All affected members of two families were homozygous at the RP1 locus, whereas their parents and unaffected siblings were heterozygous. A homozygous C→T missense mutation at nucleotide 1118 (thre→isoleu at codon 373) segregated with affected family members. Unaffected members were all heterozygous for the mutation, and 100 ethnically matched, unrelated, healthy controls showed no homozygous mutation. A third family had a homozygous four base pair insertion at 1461–65 TGAA, producing a stop codon and a drastically shortened protein product. Again, the mutation segregated with affected family members; it was present in some other members and parents of affected members as a heterozygous mutation but not in the controls.
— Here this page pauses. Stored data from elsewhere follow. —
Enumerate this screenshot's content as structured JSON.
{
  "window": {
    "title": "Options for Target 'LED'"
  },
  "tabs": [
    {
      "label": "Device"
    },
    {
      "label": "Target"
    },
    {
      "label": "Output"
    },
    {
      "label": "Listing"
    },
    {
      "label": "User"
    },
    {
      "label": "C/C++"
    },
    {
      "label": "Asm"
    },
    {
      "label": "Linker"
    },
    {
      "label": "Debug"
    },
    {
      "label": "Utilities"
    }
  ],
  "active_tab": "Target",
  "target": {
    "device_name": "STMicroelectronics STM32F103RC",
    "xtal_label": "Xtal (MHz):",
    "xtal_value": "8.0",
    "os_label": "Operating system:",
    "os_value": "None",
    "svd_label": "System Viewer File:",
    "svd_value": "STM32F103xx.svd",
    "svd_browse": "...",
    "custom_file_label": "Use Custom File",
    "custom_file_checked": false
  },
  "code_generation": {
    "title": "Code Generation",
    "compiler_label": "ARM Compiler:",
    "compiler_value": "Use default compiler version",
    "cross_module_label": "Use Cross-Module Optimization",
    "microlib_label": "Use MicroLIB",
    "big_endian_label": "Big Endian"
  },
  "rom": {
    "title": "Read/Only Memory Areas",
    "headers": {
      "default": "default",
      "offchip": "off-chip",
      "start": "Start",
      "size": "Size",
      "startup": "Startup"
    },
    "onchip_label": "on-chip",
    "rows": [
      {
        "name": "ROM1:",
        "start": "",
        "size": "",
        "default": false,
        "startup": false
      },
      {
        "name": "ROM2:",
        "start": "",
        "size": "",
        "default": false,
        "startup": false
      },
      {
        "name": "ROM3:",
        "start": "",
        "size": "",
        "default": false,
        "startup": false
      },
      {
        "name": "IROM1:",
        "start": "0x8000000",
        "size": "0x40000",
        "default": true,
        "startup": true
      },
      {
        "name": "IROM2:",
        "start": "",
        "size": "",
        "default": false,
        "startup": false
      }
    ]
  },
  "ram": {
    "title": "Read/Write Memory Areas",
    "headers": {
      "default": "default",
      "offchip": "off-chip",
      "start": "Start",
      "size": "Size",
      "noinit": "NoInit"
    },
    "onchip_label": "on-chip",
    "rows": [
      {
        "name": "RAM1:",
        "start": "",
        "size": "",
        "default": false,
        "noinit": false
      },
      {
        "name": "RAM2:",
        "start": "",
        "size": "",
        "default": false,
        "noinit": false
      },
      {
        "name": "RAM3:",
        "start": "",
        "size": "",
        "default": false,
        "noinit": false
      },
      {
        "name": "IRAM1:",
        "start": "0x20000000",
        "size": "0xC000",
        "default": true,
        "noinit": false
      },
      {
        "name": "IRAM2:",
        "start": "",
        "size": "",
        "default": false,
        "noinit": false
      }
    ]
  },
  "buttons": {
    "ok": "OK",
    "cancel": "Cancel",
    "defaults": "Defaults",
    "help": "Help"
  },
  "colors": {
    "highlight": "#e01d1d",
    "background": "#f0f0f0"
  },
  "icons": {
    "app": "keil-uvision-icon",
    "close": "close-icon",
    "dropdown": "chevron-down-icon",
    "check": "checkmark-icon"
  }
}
Affected members of all three families had severe RP and were completely blind by age 18 years. Finally, a new heterozygous G→A missense mutation at nucleotide 2005 (ala→thre at codon 669) was found in one patient in a random panel of 150 patients with RP screened for RP1 mutations, but not in the controls.

All patients, their parents, and some of their unaffected siblings were thoroughly investigated and had electroretinographic examinations. Mutational analysis comprised amplification of DNA from blood samples, heteroduplex analysis, and direct DNA sequencing.

All previously known mutations in the RP1 gene cause autosomal dominant RP.